I am expecting the values to be swapped.But it gives x=0 and y=1. when i tried in C language it gives the correct result.

Answer 1

Your statement is roughly equivalent to this expanded form:

x = x ^ (y = y ^ (x = x ^ y));

Unlike in C, in Java the left operand of a binary operator is guaranteed to be evaluated before the right operand. Evaluation occurs as follows:

x = x ^ (y = y ^ (x = x ^ y))
x = 1 ^ (y = 2 ^ (x = 1 ^ 2))
x = 1 ^ (y = 2 ^ (x = 3))
x = 1 ^ (y = 2 ^ 3)             // x is set to 3 
x = 1 ^ (y = 1)
x = 1 ^ 1                       // y is set to 1
x = 0                           // x is set to 0

You could reverse the order of the arguments to each xor expression so that the assignment is done before the variable is evaluated again:

x = (y = (x = x ^ y) ^ y) ^ x
x = (y = (x = 1 ^ 2) ^ y) ^ x
x = (y = (x = 3) ^ y) ^ x 
x = (y = 3 ^ y) ^ x             // x is set to 3
x = (y = 3 ^ 2) ^ x
x = (y = 1) ^ x
x = 1 ^ x                       // y is set to 1
x = 1 ^ 3
x = 2                           // x is set to 2

This is a more compact version that also works:

x = (y ^= x ^= y) ^ x;

But this is a truly horrible way to swap two variables.
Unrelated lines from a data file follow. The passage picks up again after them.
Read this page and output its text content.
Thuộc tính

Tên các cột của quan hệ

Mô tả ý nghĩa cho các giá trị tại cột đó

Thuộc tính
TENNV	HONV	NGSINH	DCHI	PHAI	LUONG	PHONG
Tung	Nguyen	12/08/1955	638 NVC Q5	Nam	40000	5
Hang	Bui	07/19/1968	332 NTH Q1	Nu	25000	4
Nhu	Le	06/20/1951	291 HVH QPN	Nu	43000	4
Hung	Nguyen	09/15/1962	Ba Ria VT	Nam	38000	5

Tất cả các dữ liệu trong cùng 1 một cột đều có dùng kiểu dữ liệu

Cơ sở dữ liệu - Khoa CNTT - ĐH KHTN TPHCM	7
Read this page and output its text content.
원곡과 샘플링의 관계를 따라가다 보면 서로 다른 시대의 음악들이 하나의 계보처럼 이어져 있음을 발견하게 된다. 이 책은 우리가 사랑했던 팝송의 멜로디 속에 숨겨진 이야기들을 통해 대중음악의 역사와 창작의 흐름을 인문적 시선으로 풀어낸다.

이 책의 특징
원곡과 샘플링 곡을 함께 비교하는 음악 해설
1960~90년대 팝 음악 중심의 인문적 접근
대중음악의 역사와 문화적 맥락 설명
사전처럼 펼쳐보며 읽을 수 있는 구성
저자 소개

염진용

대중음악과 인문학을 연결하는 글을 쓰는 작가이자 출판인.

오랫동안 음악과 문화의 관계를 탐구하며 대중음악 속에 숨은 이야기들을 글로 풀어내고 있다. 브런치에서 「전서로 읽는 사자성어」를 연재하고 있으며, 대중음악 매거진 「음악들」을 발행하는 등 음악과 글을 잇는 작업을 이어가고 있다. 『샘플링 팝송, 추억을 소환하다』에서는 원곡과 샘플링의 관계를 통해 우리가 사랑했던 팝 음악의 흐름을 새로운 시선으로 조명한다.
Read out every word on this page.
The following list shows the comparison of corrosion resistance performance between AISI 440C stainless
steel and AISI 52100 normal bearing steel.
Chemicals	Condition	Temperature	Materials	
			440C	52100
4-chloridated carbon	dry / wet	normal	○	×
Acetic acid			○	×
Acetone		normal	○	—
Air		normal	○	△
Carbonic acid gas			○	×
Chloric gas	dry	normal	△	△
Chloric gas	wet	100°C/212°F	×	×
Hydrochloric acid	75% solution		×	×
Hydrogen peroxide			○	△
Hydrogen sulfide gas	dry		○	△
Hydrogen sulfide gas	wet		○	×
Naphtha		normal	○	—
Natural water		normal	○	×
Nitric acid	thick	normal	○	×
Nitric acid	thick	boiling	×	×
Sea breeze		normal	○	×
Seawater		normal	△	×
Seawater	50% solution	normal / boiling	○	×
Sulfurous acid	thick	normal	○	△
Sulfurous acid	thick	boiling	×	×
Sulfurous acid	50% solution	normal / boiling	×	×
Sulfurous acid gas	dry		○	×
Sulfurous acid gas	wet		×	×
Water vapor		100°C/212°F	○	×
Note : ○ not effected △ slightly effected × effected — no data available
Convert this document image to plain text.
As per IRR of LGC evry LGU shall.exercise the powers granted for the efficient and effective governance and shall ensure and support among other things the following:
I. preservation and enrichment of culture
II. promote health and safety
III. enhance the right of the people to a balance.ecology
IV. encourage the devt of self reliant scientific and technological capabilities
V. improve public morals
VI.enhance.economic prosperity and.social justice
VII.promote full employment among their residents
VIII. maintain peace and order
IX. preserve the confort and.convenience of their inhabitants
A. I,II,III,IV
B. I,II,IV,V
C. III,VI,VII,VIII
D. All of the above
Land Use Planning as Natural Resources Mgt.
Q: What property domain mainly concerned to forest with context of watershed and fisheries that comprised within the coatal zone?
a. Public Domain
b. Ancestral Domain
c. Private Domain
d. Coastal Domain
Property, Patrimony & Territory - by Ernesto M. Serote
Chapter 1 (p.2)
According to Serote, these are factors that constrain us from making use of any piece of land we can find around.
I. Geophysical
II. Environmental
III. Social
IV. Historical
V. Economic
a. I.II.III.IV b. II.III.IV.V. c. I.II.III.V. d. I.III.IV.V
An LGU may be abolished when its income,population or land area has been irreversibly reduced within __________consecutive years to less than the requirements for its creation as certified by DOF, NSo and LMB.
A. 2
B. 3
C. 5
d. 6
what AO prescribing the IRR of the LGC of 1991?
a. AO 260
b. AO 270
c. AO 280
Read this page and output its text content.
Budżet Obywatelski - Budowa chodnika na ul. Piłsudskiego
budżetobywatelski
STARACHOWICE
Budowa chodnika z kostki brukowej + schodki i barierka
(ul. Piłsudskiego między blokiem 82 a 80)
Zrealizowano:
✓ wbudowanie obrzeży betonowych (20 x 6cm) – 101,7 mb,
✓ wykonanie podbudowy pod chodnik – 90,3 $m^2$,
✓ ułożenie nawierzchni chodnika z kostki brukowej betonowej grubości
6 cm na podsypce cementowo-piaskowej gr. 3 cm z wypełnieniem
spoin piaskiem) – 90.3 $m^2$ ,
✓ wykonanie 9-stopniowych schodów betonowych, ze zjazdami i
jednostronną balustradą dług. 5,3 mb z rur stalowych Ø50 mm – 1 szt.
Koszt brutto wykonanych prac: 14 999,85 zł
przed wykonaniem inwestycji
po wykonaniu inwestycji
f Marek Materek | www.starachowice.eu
It's a much better idea to use a temporary variable.

Answer 2

Mark is completely correct about how it evaluates in Java. The reason is JLS §15.7.2., Evaluate Operands before Operation, and §15.7, which requires evaluation left to right:

It is equivalent (by §15.26.2, Compound Assignment Operators) to:

x = x ^ (y = y ^ (x = (x ^ y)));

We evaluate left to right, doing both operands before the operation.

x = 1 ^ (y = y ^ (x = (x ^ y))); // left of outer 
x = 1 ^ (y = 2 ^ (x = (x ^ y))); // left of middle 
x = 1 ^ (y = 2 ^ (x = (1 ^ y))); // left of inner
x = 1 ^ (y = 2 ^ (x = (1 ^ 2))); // right of inner
x = 1 ^ (y = 2 ^ (x = 3)); // inner xor (right inner assign)
x = 1 ^ (y = 2 ^ 3); // inner assign (right middle xor)
x = 1 ^ (y = 1); // middle xor (right middle assign)
x = 1 ^ 1; // middle assign (right outer xor)
x = 0; // outer xor (right outer assign)

Note that it is undefined behavior in C, because you're modifying the same variable twice between sequence points.